# Home/Architecture 3D Software



## Starbuck88 (Nov 12, 2013)

Hi All,

Does anybody know of a decent preferably open source piece of software that I can 3D Model a home with built in bits of furniture etc.

Tried a couple of online based things and although easy to use everything costs money to select more suitable furniture etc.
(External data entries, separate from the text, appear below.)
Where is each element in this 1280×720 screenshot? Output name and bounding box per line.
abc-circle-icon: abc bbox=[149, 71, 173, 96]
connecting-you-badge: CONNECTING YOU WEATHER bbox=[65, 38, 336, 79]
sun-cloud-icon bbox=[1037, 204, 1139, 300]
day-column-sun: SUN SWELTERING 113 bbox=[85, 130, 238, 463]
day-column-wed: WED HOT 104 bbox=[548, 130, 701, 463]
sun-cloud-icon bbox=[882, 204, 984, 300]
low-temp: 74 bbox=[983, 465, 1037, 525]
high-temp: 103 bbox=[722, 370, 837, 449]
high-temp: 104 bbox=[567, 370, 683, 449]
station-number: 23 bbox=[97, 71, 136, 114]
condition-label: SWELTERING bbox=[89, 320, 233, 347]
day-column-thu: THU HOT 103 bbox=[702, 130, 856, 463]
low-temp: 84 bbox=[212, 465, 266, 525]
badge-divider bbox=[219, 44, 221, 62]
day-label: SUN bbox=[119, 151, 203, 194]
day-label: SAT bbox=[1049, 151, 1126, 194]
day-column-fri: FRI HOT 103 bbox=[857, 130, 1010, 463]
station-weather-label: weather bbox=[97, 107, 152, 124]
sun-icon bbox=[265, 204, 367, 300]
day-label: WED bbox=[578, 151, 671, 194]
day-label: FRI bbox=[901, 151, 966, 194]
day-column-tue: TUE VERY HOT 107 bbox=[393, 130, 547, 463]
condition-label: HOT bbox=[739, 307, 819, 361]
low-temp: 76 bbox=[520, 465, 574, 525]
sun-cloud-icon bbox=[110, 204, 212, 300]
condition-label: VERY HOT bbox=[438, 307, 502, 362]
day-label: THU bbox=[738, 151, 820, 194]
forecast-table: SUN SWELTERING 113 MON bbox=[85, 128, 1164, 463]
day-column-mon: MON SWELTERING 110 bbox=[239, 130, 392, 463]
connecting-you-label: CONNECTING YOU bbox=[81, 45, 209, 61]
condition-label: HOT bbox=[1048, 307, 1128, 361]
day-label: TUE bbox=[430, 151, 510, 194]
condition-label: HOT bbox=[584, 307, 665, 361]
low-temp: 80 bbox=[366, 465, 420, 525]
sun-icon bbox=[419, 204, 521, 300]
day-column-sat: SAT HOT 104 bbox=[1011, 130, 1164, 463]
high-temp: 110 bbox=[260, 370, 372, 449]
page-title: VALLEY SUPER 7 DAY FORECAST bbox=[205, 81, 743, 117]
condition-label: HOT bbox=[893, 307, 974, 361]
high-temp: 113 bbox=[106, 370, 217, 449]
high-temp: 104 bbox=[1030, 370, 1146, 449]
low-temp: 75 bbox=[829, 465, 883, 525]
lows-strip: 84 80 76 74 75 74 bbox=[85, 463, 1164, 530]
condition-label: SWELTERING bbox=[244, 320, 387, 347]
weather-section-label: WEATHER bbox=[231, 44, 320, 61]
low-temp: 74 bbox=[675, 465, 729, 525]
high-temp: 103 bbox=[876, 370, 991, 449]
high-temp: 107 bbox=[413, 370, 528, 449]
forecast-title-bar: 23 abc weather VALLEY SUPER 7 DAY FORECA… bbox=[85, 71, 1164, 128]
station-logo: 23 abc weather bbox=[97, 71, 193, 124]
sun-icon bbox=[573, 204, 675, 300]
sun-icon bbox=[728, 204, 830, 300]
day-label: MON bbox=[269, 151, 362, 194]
Seen FreeCAD but assume that is a bit more involved.

Cheers


----------



## AnthonyUK (Jul 25, 2018)

I've used Sketchup in the past - https://www.sketchup.com/plans-and-pricing#for-personal

Looks like it is web only for the free version now but It might do what you need still.


----------



## Derek Mc (Jun 27, 2006)

I'd say Sketchup unless you can get access to a copy of Autocad/ Inventor


----------



## bigcarpchaser (May 6, 2008)

Haven't tried it myself but a mate used it and he'd never done any cad before and he found it pretty easy. 
There are a few Autocad clones but u less you have a year to learn it I'd steer clear. 
SketchUp is decent but if you're just knocking up some ideas for the Mrs to have a look at then it's probably a bit overkill.

www.Floorplanner.com

Sent from my iPhone using Tapatalk


----------



## Starbuck88 (Nov 12, 2013)

Thank you for all your suggestions.

I've ended up with a program called Sweet Home 3D

http://www.sweethome3d.com/download.jsp

Works well and will do what I need it to do and not really any learning curve.


----------



## AnthonyUK (Jul 25, 2018)

I forgot to mention magicplan on your phone which is great for getting room dimensions.
I tested it in the office when someone was measuring up and over 10s of meters it was accurate to a couple on cm.


----------